Using 12 different coffees and 60 different recipes, he has created six distinct characters of coffee, from 'challenging' to 'friendly'. The 'heroine' character contains hints of chocolate, caramel and roasted hazelnut, while 'smart cookie' is intensely fragrant. He’s still hard-pressed to pick a favourite: “I love them all. It’s like picking your’ favourite child, what I try not to do is eat chocolate every time I drink, that’s really hard."
Palmer-Watts has also made six types of chocolates to mirror the intensity of the coffees - from fruity to malty, rich to floral - to encourage non-coffee experts to have an ‘aha’ moment. Like a milk chocolate with caramelised pecans and raisin oil to match the Genius coffee. "It elevates the experience you're perceiving to a different level. It's like a catalyst for people that say they can't taste. Actually, you can, and you go 'bloody hell I get it now, this has blown my mind'." Much like memorable wine and food pairings.

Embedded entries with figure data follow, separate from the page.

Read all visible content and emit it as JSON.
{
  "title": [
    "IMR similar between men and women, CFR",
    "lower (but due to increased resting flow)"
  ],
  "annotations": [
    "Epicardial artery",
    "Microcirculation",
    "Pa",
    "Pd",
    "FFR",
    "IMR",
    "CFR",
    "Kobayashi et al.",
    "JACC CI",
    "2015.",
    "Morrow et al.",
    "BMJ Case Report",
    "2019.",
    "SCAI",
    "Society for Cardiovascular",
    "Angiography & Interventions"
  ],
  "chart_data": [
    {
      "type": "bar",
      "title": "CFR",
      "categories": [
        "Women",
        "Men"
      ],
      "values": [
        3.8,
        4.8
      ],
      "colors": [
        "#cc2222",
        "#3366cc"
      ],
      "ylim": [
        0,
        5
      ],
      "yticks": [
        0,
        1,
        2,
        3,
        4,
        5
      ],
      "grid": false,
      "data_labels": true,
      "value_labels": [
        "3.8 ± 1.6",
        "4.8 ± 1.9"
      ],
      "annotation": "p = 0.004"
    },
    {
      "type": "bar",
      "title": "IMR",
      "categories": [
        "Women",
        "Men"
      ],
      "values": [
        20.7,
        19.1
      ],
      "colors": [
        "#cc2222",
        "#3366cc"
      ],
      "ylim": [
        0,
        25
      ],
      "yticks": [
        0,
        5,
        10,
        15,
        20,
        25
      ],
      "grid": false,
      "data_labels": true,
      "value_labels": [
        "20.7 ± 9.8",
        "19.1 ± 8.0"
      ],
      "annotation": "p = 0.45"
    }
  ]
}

Then the rest is about storytelling, he explains, which is what chefs do in our restaurants all the time. "We’ve been telling stories for 20 odd years, that are very groundbreaking in many ways."
"Trying to manage stock has been a bit nerve-wracking," he admits. “But it’s like the kitchen, how much fish do you order for the weekend, don’t want to run out but don’t want to be left with loads.” He also admits to being "pretty nervous" about the launch. "It’s all great until you come to launch. But then you go, well, actually I’m putting my neck out there in a different sphere. I’m not a barista, I can’t do latte art, but I don’t need that at home. I just want to bring better coffee to people at home in a way that they feel comfortable and the coffee tastes as it says on the packet."
So far, the noises have been resoundingly positive and people have been really receptive, from principal ballet dancers, to chefs and racing drivers, his neighbours and his parents.
He’s still waiting for Heston to pop over to Bray, where he’ll make him a cup as they catch up. “I hope to bring more people over to the bright side.”